Cannes: Sundance Selects Acquires Ken Loach Drama ‘I, Daniel Blake’

Politically charged film from veteran British director won strong reviews after Thursday’s Cannes premiere

Sundance Selects has acquired U.S. rights to “I, Daniel Blake,” a low-key drama directed by veteran British filmmaker Ken Loach that premiered last week in the main competition at the Cannes Film Festival.

The film deals with an elderly carpenter who fights the British welfare system after being incapacitated after a heart attack, and a young single mother who is also frustrated by a bureaucracy that offers little help to the lower classes.

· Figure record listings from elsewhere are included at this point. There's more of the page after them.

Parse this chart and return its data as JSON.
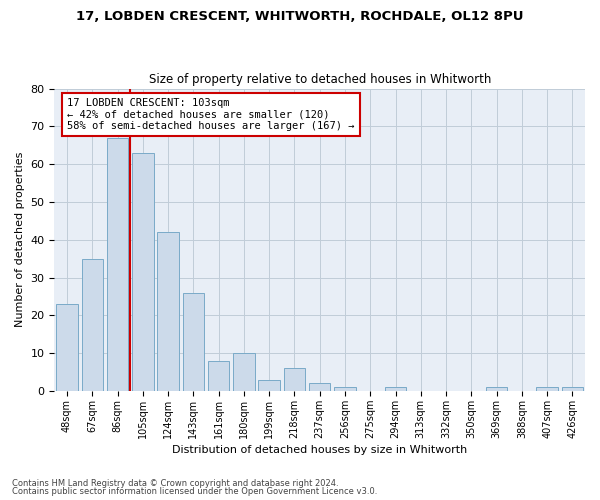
{
  "title": "17, LOBDEN CRESCENT, WHITWORTH, ROCHDALE, OL12 8PU",
  "subtitle": "Size of property relative to detached houses in Whitworth",
  "xlabel": "Distribution of detached houses by size in Whitworth",
  "ylabel": "Number of detached properties",
  "bar_color": "#ccdaea",
  "bar_edge_color": "#7aaac8",
  "categories": [
    "48sqm",
    "67sqm",
    "86sqm",
    "105sqm",
    "124sqm",
    "143sqm",
    "161sqm",
    "180sqm",
    "199sqm",
    "218sqm",
    "237sqm",
    "256sqm",
    "275sqm",
    "294sqm",
    "313sqm",
    "332sqm",
    "350sqm",
    "369sqm",
    "388sqm",
    "407sqm",
    "426sqm"
  ],
  "values": [
    23,
    35,
    67,
    63,
    42,
    26,
    8,
    10,
    3,
    6,
    2,
    1,
    0,
    1,
    0,
    0,
    0,
    1,
    0,
    1,
    1
  ],
  "ylim": [
    0,
    80
  ],
  "yticks": [
    0,
    10,
    20,
    30,
    40,
    50,
    60,
    70,
    80
  ],
  "property_label": "17 LOBDEN CRESCENT: 103sqm",
  "annotation_line1": "← 42% of detached houses are smaller (120)",
  "annotation_line2": "58% of semi-detached houses are larger (167) →",
  "vline_x": 2.5,
  "vline_color": "#cc0000",
  "annotation_box_color": "#ffffff",
  "annotation_box_edge": "#cc0000",
  "grid_color": "#c0ccd8",
  "background_color": "#e8eef6",
  "footer_line1": "Contains HM Land Registry data © Crown copyright and database right 2024.",
  "footer_line2": "Contains public sector information licensed under the Open Government Licence v3.0."
}
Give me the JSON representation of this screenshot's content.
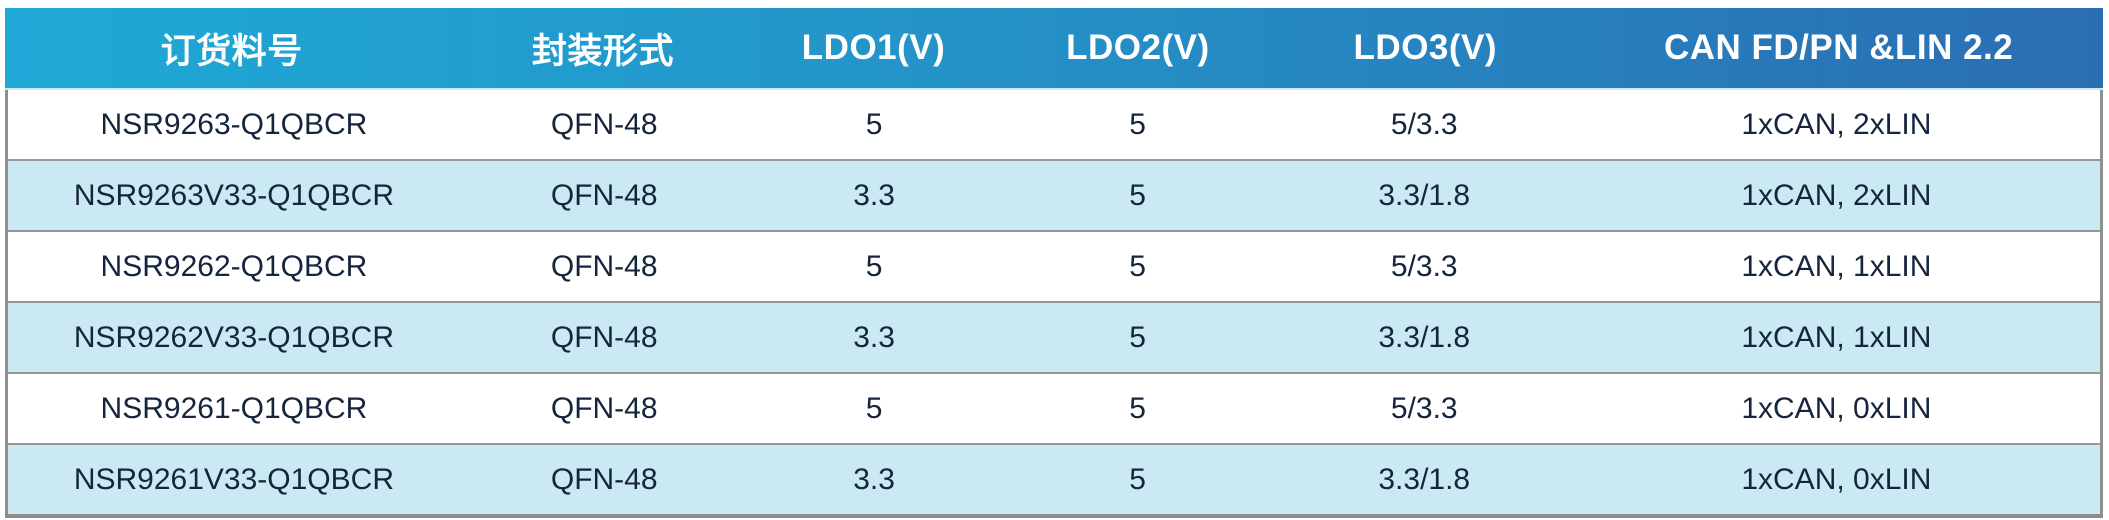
{
  "table": {
    "columns": [
      "订货料号",
      "封装形式",
      "LDO1(V)",
      "LDO2(V)",
      "LDO3(V)",
      "CAN FD/PN &LIN 2.2"
    ],
    "rows": [
      [
        "NSR9263-Q1QBCR",
        "QFN-48",
        "5",
        "5",
        "5/3.3",
        "1xCAN, 2xLIN"
      ],
      [
        "NSR9263V33-Q1QBCR",
        "QFN-48",
        "3.3",
        "5",
        "3.3/1.8",
        "1xCAN, 2xLIN"
      ],
      [
        "NSR9262-Q1QBCR",
        "QFN-48",
        "5",
        "5",
        "5/3.3",
        "1xCAN, 1xLIN"
      ],
      [
        "NSR9262V33-Q1QBCR",
        "QFN-48",
        "3.3",
        "5",
        "3.3/1.8",
        "1xCAN, 1xLIN"
      ],
      [
        "NSR9261-Q1QBCR",
        "QFN-48",
        "5",
        "5",
        "5/3.3",
        "1xCAN, 0xLIN"
      ],
      [
        "NSR9261V33-Q1QBCR",
        "QFN-48",
        "3.3",
        "5",
        "3.3/1.8",
        "1xCAN, 0xLIN"
      ]
    ]
  },
  "colors": {
    "header_gradient_left": "#1fa9d7",
    "header_gradient_right": "#2a6db3",
    "header_text": "#ffffff",
    "row_alt_background": "#cbe9f3",
    "body_text": "#15253d",
    "border_gray": "#8f8f8f"
  }
}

“The strength of ‘I, Daniel Blake’ lies in its simplicity, in the details of hardscrabble existence … and particularly in the restrained, lived-in performances from [Dave] Johns and [Hayley] Squires,” wrote TheWrap after the film’s first screening on Thursday.

Loach’s other films include “Kes,” which helped make his reputation as a director of strong character-driven and politically-charged films about the working class in the late 1960s, and “The Wind That Shakes the Barley,” which won the Palme d’Or at Cannes a decade ago.

The deal was negotiated by Sundance Selects SVP of Aquistions and Productions Arianna Bocco on behalf of Sundance Selects, and Wild Bunch on behalf of the filmmakers.